İkram hep ilk günkü gibidir
Büyük amcam adamın yanından ayrıldığı güne kadarki her günde ilk günkü gibi ikramlar görür ev sahibinden. Bu hikayenin pek çok detayları ve dramatik sonuçları vardır. Kimsenin onuru rencide olmasın diye başka detaylara girmiyorum ama yörede ve ailede en çok konuşulan boyutu o ağanın amcamı on iki yıl boyunca evinde ağırlamasıdır. Göstermiş olduğu misafirperverliktir. On iki yıl boyunca amcama ilk günkü gibi, günde üç öğün zengin bir sofra kurmaya devam etmiş olması Türkiye ve Suriye'de dilden dile dolaşır.

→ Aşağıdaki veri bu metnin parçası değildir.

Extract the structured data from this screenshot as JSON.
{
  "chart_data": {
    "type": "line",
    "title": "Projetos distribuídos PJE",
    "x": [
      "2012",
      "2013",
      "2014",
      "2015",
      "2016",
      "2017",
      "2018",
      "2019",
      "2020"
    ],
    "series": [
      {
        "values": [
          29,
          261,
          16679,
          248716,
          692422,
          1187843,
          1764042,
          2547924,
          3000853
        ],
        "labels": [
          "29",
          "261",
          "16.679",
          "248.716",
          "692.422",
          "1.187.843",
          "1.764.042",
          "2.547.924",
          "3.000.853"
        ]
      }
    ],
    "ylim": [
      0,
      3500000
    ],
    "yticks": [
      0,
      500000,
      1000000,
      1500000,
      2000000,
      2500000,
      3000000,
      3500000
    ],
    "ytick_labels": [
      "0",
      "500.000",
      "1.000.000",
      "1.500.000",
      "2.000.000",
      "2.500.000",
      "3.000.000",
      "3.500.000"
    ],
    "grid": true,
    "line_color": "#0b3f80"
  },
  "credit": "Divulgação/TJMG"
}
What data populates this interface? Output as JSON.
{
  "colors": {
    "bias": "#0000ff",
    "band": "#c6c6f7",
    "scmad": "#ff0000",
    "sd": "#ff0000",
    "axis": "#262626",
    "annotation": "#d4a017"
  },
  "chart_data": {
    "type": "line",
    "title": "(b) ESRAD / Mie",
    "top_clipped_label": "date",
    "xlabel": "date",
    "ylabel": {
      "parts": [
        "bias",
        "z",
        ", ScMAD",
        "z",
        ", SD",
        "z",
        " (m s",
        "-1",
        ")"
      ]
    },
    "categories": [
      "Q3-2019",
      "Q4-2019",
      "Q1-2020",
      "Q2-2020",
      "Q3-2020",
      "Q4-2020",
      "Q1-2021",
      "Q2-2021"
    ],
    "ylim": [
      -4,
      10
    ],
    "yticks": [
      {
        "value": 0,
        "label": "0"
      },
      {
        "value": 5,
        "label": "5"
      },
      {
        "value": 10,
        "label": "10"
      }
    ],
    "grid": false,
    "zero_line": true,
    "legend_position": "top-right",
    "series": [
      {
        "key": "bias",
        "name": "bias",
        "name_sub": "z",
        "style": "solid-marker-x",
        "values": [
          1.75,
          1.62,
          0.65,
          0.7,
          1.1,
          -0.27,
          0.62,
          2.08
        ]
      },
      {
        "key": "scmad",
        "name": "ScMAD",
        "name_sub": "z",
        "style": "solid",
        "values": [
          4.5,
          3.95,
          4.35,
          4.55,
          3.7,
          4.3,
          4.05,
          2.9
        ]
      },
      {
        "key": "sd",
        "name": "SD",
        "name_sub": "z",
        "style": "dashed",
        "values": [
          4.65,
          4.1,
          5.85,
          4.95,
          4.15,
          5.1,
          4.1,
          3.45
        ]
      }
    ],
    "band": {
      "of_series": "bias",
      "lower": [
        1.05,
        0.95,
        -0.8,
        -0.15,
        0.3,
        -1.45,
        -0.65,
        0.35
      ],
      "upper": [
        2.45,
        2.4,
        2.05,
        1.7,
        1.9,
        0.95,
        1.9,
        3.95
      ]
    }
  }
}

Kayseri'deki ırkçı faşist saldırıları sosyal medyadan gördüğümde aklıma ilk bu hikaye geldi. Suriyelilerin Türkiye'de ağırlanması, insanlık tarihine geçecek bir yardımlaşma hikayesiyken başka bir yönüyle hatırlanmaya mahkum edilecek maalesef. Oysa insanlığa örnek bir iş başardık. Tarihe geçecek bir duyarlılık ile canını kurtarmak için bize sığınanlara kol kanat gerdik. Dünyanın pek çok coğrafyasında göçmenlerin bir güvercin tedirginliği ile gezdiği sokaklar bizim şehirlerimizde onlar için birer güvenli sığınak oldular. Zulümden kaçıp bize sığınanlara göstermiş olduğumuz alicenaplık her türlü takdirin üstündedir. Bunu sağduyulu olan tüm çevreler de takdir ediyorlar nitekim.
Devlet ve millet olarak en zor zamanlarında Suriyeli kardeşlerimizi bağrımıza bastık ve onları on üç yıldır ağırlıyoruz. Hem de çok büyük fedakarlıklarla ve çok ağır maliyetlerle. Artık kimisi misafirlikten çıktı, bir milyondan fazla çocuk bu topraklarda dünyaya geldi.
Geçenlerde kadim dostum Gaziantep Milletvekili Ali Şahin paylaştı, burada doğan çocuklardan bazılarının annelerinin bazılarının da büyükannelerinin adı Türkiye. Osmanlı sonrası Türkiye aidiyetlerini ve özlemlerini göstermek isteyen bu insanları buradan döverek kovmaya çalışanlar mı bu ülke sevdalısı oluyorlar şimdi?
Son olarak, bundan yüz elli yıl önce entrikacı İttihatçılar kafatasçı bir Türkçülük macerasının peşine düşerek koca bir imparatorluğu yok ettiler, dağıttılar. Onların artıkları ise bugün o coğrafyalardaki mazlumların hala güvenli limanı olan Anadolu'yu dağıtmak istiyorlar.
İnsan on üç yıl boyunca büyük bir fedakârlıkla ağırladığı misafirini döverek evinden kovar mı?